O coração bateu mais forte.
— O quê?
— Ele já esteve envolvido num escândalo com outra mulher. Uma jovem que frequentava a ONG Raízes. Não sei se era funcionária, voluntária… só sei que ela desapareceu depois de um conflito com ele. E desde então, nunca mais foi vista por lá.
— E de onde vem isso?
— Uma ex-coordenadora da ONG. Ela veio até mim, achando que eu era a Isabel “famosa”. Quando descobriu que era só a irmã… desabou tudo.
Fiquei em silêncio.
— Se queres continuar com ele, tudo bem. Mas precisas saber com quem estás lidando.
— Clara, eu… não sei o que pensar.
— Então pensa. Antes que seja tarde.
Jonas chegou no fim do dia. Olhava para mim com ternura. Mas algo dentro de mim já não era mais leve.
— Tiveste um dia difícil? — perguntou, sentando-se ao meu lado.
— A Clara veio.
Ele congelou.
— Ela falou de mim?
— Falou. E eu preciso saber: o que aconteceu na ONG Raízes? Houve uma mulher? Uma jovem?
Ele respirou fundo, o rosto pálido.
— Isabel… houve uma situação complicada. Ela se chamava Letícia. Era estagiária. Ela se apaixonou por mim… e eu… não soube lidar. Nunca houve nada físico. Mas eu deixei que ela se aproximasse emocionalmente demais. Quando a direcção soube, fui afastado.
— E depois?
— Letícia saiu da ONG. Nunca mais falei com ela. Não sei o que aconteceu.
Fiquei olhando para o chão.
— Não posso continuar ouvindo essas histórias de outras pessoas, Jonas. Preciso da verdade. Toda.
Ele segurou minha mão.
— Estás pronta para ouvir tudo?
— Sim. Mesmo que doa.
Enquanto processava tudo isso, a situação no centro cultural se complicava. Bianca, a nova voluntária, tornou-se mais ousada. Percebi que algumas doações estavam sendo desviadas. Documentos adulterados. Faltava dinheiro no caixa.

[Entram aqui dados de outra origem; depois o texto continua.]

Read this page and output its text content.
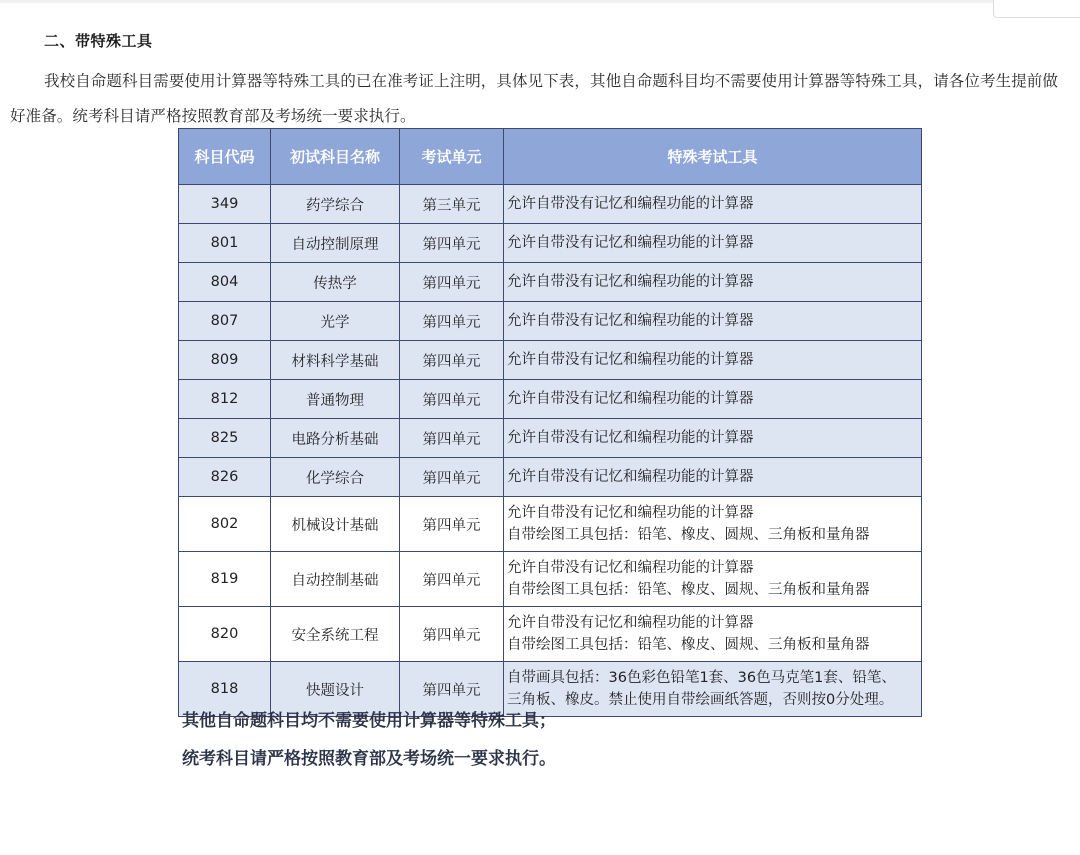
二、带特殊工具
我校自命题科目需要使用计算器等特殊工具的已在准考证上注明，具体见下表，其他自命题科目均不需要使用计算器等特殊工具，请各位考生提前做好准备。统考科目请严格按照教育部及考场统一要求执行。
科目代码	初试科目名称	考试单元	特殊考试工具
349	药学综合	第三单元	允许自带没有记忆和编程功能的计算器

801	自动控制原理	第四单元	允许自带没有记忆和编程功能的计算器

804	传热学	第四单元	允许自带没有记忆和编程功能的计算器

807	光学	第四单元	允许自带没有记忆和编程功能的计算器

809	材料科学基础	第四单元	允许自带没有记忆和编程功能的计算器

812	普通物理	第四单元	允许自带没有记忆和编程功能的计算器

825	电路分析基础	第四单元	允许自带没有记忆和编程功能的计算器

826	化学综合	第四单元	允许自带没有记忆和编程功能的计算器

802	机械设计基础	第四单元	允许自带没有记忆和编程功能的计算器
自带绘图工具包括：铅笔、橡皮、圆规、三角板和量角器

819	自动控制基础	第四单元	允许自带没有记忆和编程功能的计算器
自带绘图工具包括：铅笔、橡皮、圆规、三角板和量角器

820	安全系统工程	第四单元	允许自带没有记忆和编程功能的计算器
自带绘图工具包括：铅笔、橡皮、圆规、三角板和量角器

818	快题设计	第四单元	自带画具包括：36色彩色铅笔1套、36色马克笔1套、铅笔、
三角板、橡皮。禁止使用自带绘画纸答题，否则按0分处理。
其他自命题科目均不需要使用计算器等特殊工具；
统考科目请严格按照教育部及考场统一要求执行。
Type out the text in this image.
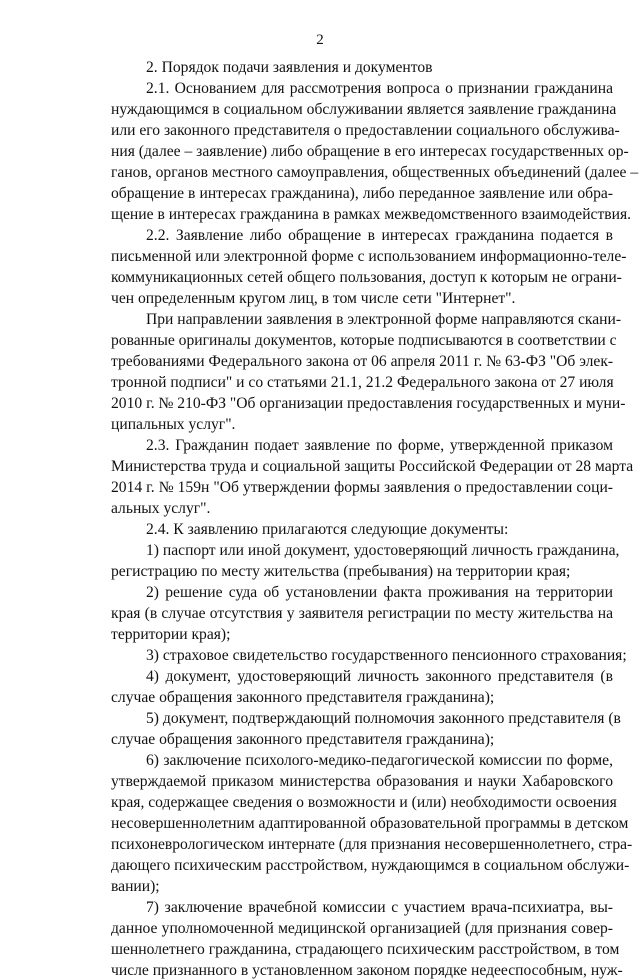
2
2. Порядок подачи заявления и документов
2.1. Основанием для рассмотрения вопроса о признании гражданина
нуждающимся в социальном обслуживании является заявление гражданина
или его законного представителя о предоставлении социального обслужива-
ния (далее – заявление) либо обращение в его интересах государственных ор-
ганов, органов местного самоуправления, общественных объединений (далее –
обращение в интересах гражданина), либо переданное заявление или обра-
щение в интересах гражданина в рамках межведомственного взаимодействия.
2.2. Заявление либо обращение в интересах гражданина подается в
письменной или электронной форме с использованием информационно-теле-
коммуникационных сетей общего пользования, доступ к которым не ограни-
чен определенным кругом лиц, в том числе сети "Интернет".
При направлении заявления в электронной форме направляются скани-
рованные оригиналы документов, которые подписываются в соответствии с
требованиями Федерального закона от 06 апреля 2011 г. № 63-ФЗ "Об элек-
тронной подписи" и со статьями 21.1, 21.2 Федерального закона от 27 июля
2010 г. № 210-ФЗ "Об организации предоставления государственных и муни-
ципальных услуг".
2.3. Гражданин подает заявление по форме, утвержденной приказом
Министерства труда и социальной защиты Российской Федерации от 28 марта
2014 г. № 159н "Об утверждении формы заявления о предоставлении соци-
альных услуг".
2.4. К заявлению прилагаются следующие документы:
1) паспорт или иной документ, удостоверяющий личность гражданина,
регистрацию по месту жительства (пребывания) на территории края;
2) решение суда об установлении факта проживания на территории
края (в случае отсутствия у заявителя регистрации по месту жительства на
территории края);
3) страховое свидетельство государственного пенсионного страхования;
4) документ, удостоверяющий личность законного представителя (в
случае обращения законного представителя гражданина);
5) документ, подтверждающий полномочия законного представителя (в
случае обращения законного представителя гражданина);
6) заключение психолого-медико-педагогической комиссии по форме,
утверждаемой приказом министерства образования и науки Хабаровского
края, содержащее сведения о возможности и (или) необходимости освоения
несовершеннолетним адаптированной образовательной программы в детском
психоневрологическом интернате (для признания несовершеннолетнего, стра-
дающего психическим расстройством, нуждающимся в социальном обслужи-
вании);
7) заключение врачебной комиссии с участием врача-психиатра, вы-
данное уполномоченной медицинской организацией (для признания совер-
шеннолетнего гражданина, страдающего психическим расстройством, в том
числе признанного в установленном законом порядке недееспособным, нуж-
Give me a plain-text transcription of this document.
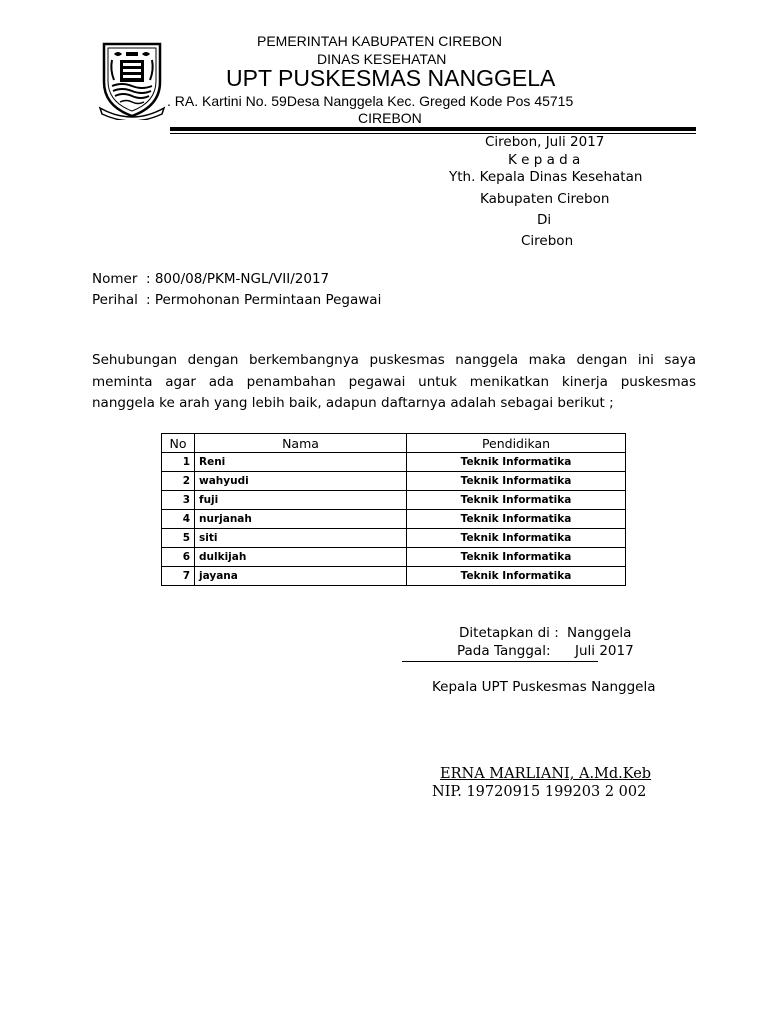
PEMERINTAH KABUPATEN CIREBON
DINAS KESEHATAN
UPT PUSKESMAS NANGGELA
. RA. Kartini No. 59Desa Nanggela Kec. Greged Kode Pos 45715
CIREBON
Cirebon, Juli 2017
K e p a d a
Yth. Kepala Dinas Kesehatan
Kabupaten Cirebon
Di
Cirebon
Nomer : 800/08/PKM-NGL/VII/2017
Perihal : Permohonan Permintaan Pegawai
Sehubungan dengan berkembangnya puskesmas nanggela maka dengan ini saya
meminta agar ada penambahan pegawai untuk menikatkan kinerja puskesmas
nanggela ke arah yang lebih baik, adapun daftarnya adalah sebagai berikut ;
No	Nama	Pendidikan
1	Reni	Teknik Informatika
2	wahyudi	Teknik Informatika
3	fuji	Teknik Informatika
4	nurjanah	Teknik Informatika
5	siti	Teknik Informatika
6	dulkijah	Teknik Informatika
7	jayana	Teknik Informatika
Ditetapkan di : Nanggela
Pada Tanggal: Juli 2017
Kepala UPT Puskesmas Nanggela
ERNA MARLIANI, A.Md.Keb
NIP. 19720915 199203 2 002
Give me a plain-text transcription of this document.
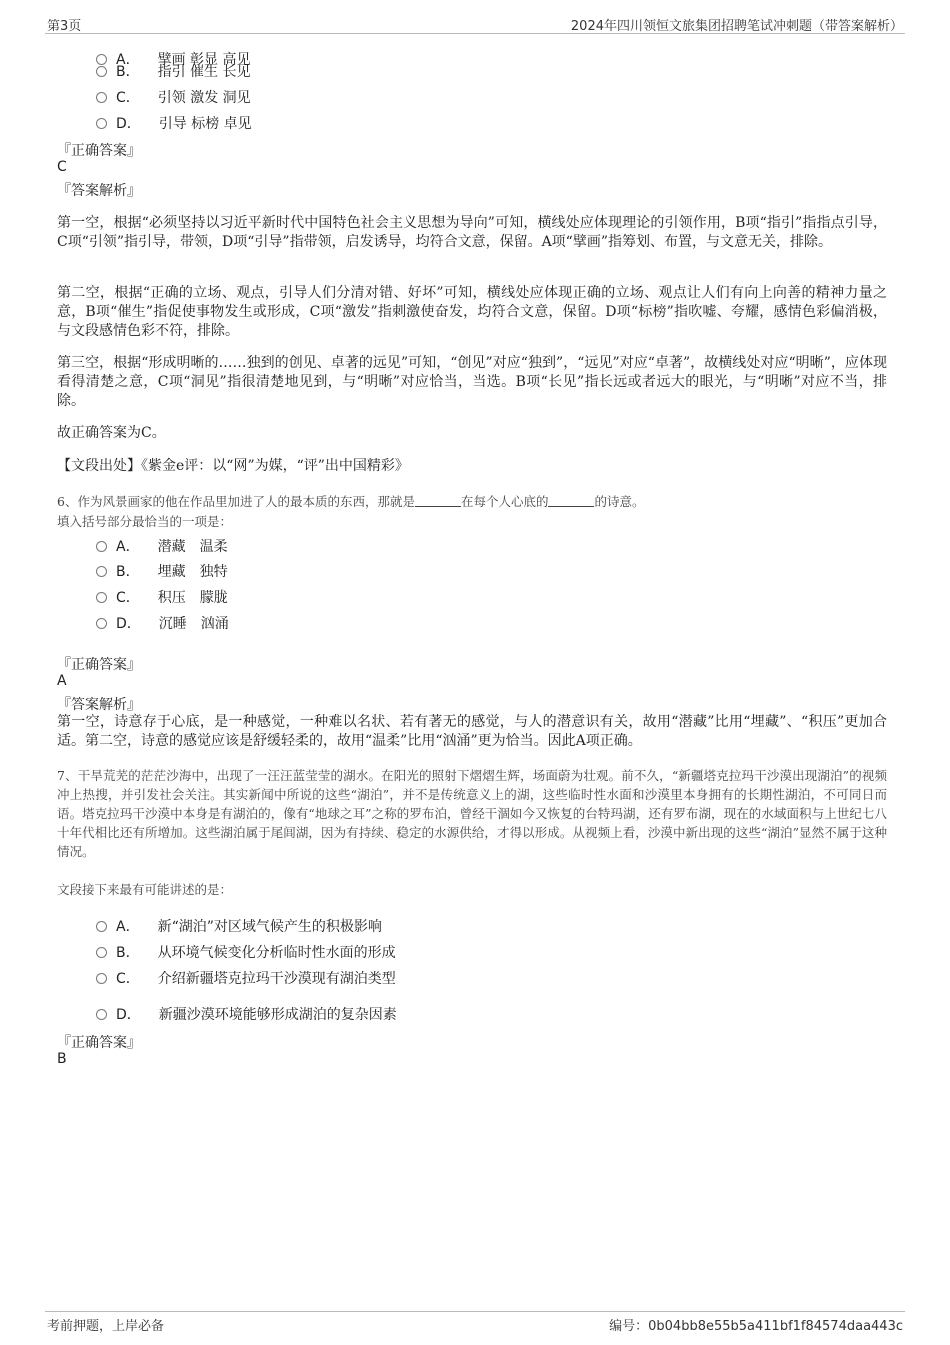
第3页	2024年四川领恒文旅集团招聘笔试冲刺题（带答案解析）
A． 擘画 彰显 高见
B． 指引 催生 长见
C． 引领 激发 洞见
D． 引导 标榜 卓见
『正确答案』
C
『答案解析』
第一空，根据“必须坚持以习近平新时代中国特色社会主义思想为导向”可知，横线处应体现理论的引领作用，B项“指引”指指点引导，C项“引领”指引导，带领，D项“引导”指带领，启发诱导，均符合文意，保留。A项“擘画”指筹划、布置，与文意无关，排除。
第二空，根据“正确的立场、观点，引导人们分清对错、好坏”可知，横线处应体现正确的立场、观点让人们有向上向善的精神力量之意，B项“催生”指促使事物发生或形成，C项“激发”指刺激使奋发，均符合文意，保留。D项“标榜”指吹嘘、夸耀，感情色彩偏消极，与文段感情色彩不符，排除。
第三空，根据“形成明晰的……独到的创见、卓著的远见”可知，“创见”对应“独到”，“远见”对应“卓著”，故横线处对应“明晰”，应体现看得清楚之意，C项“洞见”指很清楚地见到，与“明晰”对应恰当，当选。B项“长见”指长远或者远大的眼光，与“明晰”对应不当，排除。
故正确答案为C。
【文段出处】《紫金e评：以“网”为媒，“评”出中国精彩》
6、作为风景画家的他在作品里加进了人的最本质的东西，那就是	在每个人心底的	的诗意。
填入括号部分最恰当的一项是：
A． 潜藏　温柔
B． 埋藏　独特
C． 积压　朦胧
D． 沉睡　汹涌
『正确答案』
A
『答案解析』
第一空，诗意存于心底，是一种感觉，一种难以名状、若有著无的感觉，与人的潜意识有关，故用“潜藏”比用“埋藏”、“积压”更加合适。第二空，诗意的感觉应该是舒缓轻柔的，故用“温柔”比用“汹涌”更为恰当。因此A项正确。
7、干旱荒芜的茫茫沙海中，出现了一汪汪蓝莹莹的湖水。在阳光的照射下熠熠生辉，场面蔚为壮观。前不久，“新疆塔克拉玛干沙漠出现湖泊”的视频冲上热搜，并引发社会关注。其实新闻中所说的这些“湖泊”，并不是传统意义上的湖，这些临时性水面和沙漠里本身拥有的长期性湖泊，不可同日而语。塔克拉玛干沙漠中本身是有湖泊的，像有“地球之耳”之称的罗布泊，曾经干涸如今又恢复的台特玛湖，还有罗布湖，现在的水域面积与上世纪七八十年代相比还有所增加。这些湖泊属于尾闾湖，因为有持续、稳定的水源供给，才得以形成。从视频上看，沙漠中新出现的这些“湖泊”显然不属于这种情况。
文段接下来最有可能讲述的是：
A． 新“湖泊”对区域气候产生的积极影响
B． 从环境气候变化分析临时性水面的形成
C． 介绍新疆塔克拉玛干沙漠现有湖泊类型
D． 新疆沙漠环境能够形成湖泊的复杂因素
『正确答案』
B
考前押题，上岸必备	编号：0b04bb8e55b5a411bf1f84574daa443c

Confrontei-a discretamente.
— Bianca, podes me explicar por que assinaste essa entrada de materiais que nunca chegou?
Ela sorriu, sem pudor.
— Acontece, Isabel. O sistema é antigo. Pode ter havido erro.
— Já é o terceiro erro em uma semana.
Ela se aproximou.
— Cuidado com o que procuras. Às vezes, é melhor deixar certas portas fechadas.
Fiquei em choque. Nunca uma funcionária tinha me ameaçado assim. Levei o caso ao conselho do centro. E foi Lara quem teve coragem de apoiar.
— Eu vi ela manipulando os registros — disse Lara, firme. — Está roubando.
Bianca foi suspensa. E no dia seguinte, recebemos um bilhete anônimo:
"Se me tirarem daqui, vou derrubar tudo. Começando pela tua família, Isabel."
Naquela noite, me sentei ao lado de Jonas na varanda.
— Estamos em meio a uma tempestade — disse ele.
— Eu sei. Mas não quero fugir. Não de ti. Nem da verdade. Nem da Clara. Nem de mim mesma.
Ele me olhou. Havia algo novo em seu olhar. Respeito. Admiração.
— Tu me salvaste. Mas agora vejo que também precisas ser salva.
— Todos precisamos — sussurrei. — De vez em quando.
E ali, em meio a tantas rachaduras, nasceu algo forte.
Não a perfeição.
Mas o amor… em estado bruto. E verdadeiro.